By 1971, the British blues-rock group Savoy Brown was shaken by the departure of members Lonesome Dave Peverett, Rodger Earl and Tone Stevens who formed the harder blues-rock band, Foghat. This left just Kim Simmonds as the only original member of the band. But, this hardly stopped him from recruiting new members and producing a true blues-rock classic, STREET CORNER TALKING, that is still loved to this day. "Tell Mama" even became a moderately successful single as well, and the Polydor cd release of this album includes both the album version and the single version of this great little song. But, at just 46 minutes, this cd album seems short, but yet sweet enough to satisfy. Someday an more expanded version of this album needs to be made. But still, this classic is more than satisfying in the current issue form.
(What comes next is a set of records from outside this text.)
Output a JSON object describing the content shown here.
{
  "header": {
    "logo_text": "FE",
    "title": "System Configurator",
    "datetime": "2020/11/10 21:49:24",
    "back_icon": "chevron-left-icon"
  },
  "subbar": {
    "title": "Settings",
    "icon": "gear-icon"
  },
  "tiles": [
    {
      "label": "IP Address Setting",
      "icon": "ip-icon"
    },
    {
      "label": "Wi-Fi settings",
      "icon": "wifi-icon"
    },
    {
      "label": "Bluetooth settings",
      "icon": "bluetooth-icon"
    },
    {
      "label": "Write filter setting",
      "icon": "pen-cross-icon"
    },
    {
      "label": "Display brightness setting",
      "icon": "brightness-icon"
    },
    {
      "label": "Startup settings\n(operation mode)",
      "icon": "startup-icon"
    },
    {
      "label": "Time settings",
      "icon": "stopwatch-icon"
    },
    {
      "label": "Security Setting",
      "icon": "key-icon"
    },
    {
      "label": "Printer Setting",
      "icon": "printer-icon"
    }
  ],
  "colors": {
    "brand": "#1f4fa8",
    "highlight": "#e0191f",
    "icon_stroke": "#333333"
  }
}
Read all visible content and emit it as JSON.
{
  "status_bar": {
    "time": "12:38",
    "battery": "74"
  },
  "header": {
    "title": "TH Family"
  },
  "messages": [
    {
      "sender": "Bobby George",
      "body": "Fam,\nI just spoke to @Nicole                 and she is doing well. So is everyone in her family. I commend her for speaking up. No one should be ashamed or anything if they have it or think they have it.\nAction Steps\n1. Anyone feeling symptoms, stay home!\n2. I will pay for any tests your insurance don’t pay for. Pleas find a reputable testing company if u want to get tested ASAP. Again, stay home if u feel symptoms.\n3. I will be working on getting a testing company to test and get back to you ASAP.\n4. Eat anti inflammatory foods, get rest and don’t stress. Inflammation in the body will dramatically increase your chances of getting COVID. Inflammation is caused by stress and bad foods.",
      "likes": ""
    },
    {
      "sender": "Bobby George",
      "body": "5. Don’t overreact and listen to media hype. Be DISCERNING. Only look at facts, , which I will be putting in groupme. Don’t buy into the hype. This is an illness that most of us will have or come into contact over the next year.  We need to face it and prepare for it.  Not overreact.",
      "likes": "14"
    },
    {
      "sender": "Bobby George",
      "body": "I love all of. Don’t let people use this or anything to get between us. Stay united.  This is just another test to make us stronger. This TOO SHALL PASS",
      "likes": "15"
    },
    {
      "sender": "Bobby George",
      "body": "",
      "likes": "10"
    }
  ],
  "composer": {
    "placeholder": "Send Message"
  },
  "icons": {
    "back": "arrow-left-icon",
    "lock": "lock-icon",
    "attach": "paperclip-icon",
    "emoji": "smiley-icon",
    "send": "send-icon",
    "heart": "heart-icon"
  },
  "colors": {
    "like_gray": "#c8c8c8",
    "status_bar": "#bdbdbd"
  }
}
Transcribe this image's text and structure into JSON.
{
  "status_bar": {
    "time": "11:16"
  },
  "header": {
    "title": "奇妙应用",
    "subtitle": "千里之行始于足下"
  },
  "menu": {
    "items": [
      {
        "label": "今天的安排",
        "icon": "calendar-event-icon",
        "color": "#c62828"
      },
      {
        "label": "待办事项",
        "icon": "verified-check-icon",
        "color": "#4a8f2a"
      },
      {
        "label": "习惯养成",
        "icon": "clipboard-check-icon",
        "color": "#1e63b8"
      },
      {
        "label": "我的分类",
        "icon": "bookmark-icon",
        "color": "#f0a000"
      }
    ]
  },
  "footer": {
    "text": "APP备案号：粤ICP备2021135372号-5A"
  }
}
In 1971, STREET CORNER TALKING hit #75 on the U.S. charts, which wasn't nearly as successful as LOOKING IN(which featured great classic rock cover artwork) which reached #39 in 1970, but considering the wholesale change in band members, it was pretty remarkable that an album as good as STREET CORNER TALKING could even be made. Even more surprising was that HELLBOUND TRAIN from one year later, 1972, became the most successful album ever by the band, peaking at #34. After that came a couple of albums that were comparative stinkers, LION's SHARE and JACK THE TOAD, but still had a few enjoyable numbers. For a band that became a revolving door for musicians, Savoy Brown always had something good musically to share, no matter who decided to hang their hat just long enough to play.
Even ROLLING STONE found STREET CORNER TALKING to be a real milestone effort for this band, noting that "it lives and breathes as none of Savoy Brown's recent releases have done". It's a great classic rock effort, by any reasonable measurement.
The Bottom Line: A great classic British blues-rock effort here that belongs in any well stocked library of classic rock. +++(Three solid stars good. Buy this own and love it).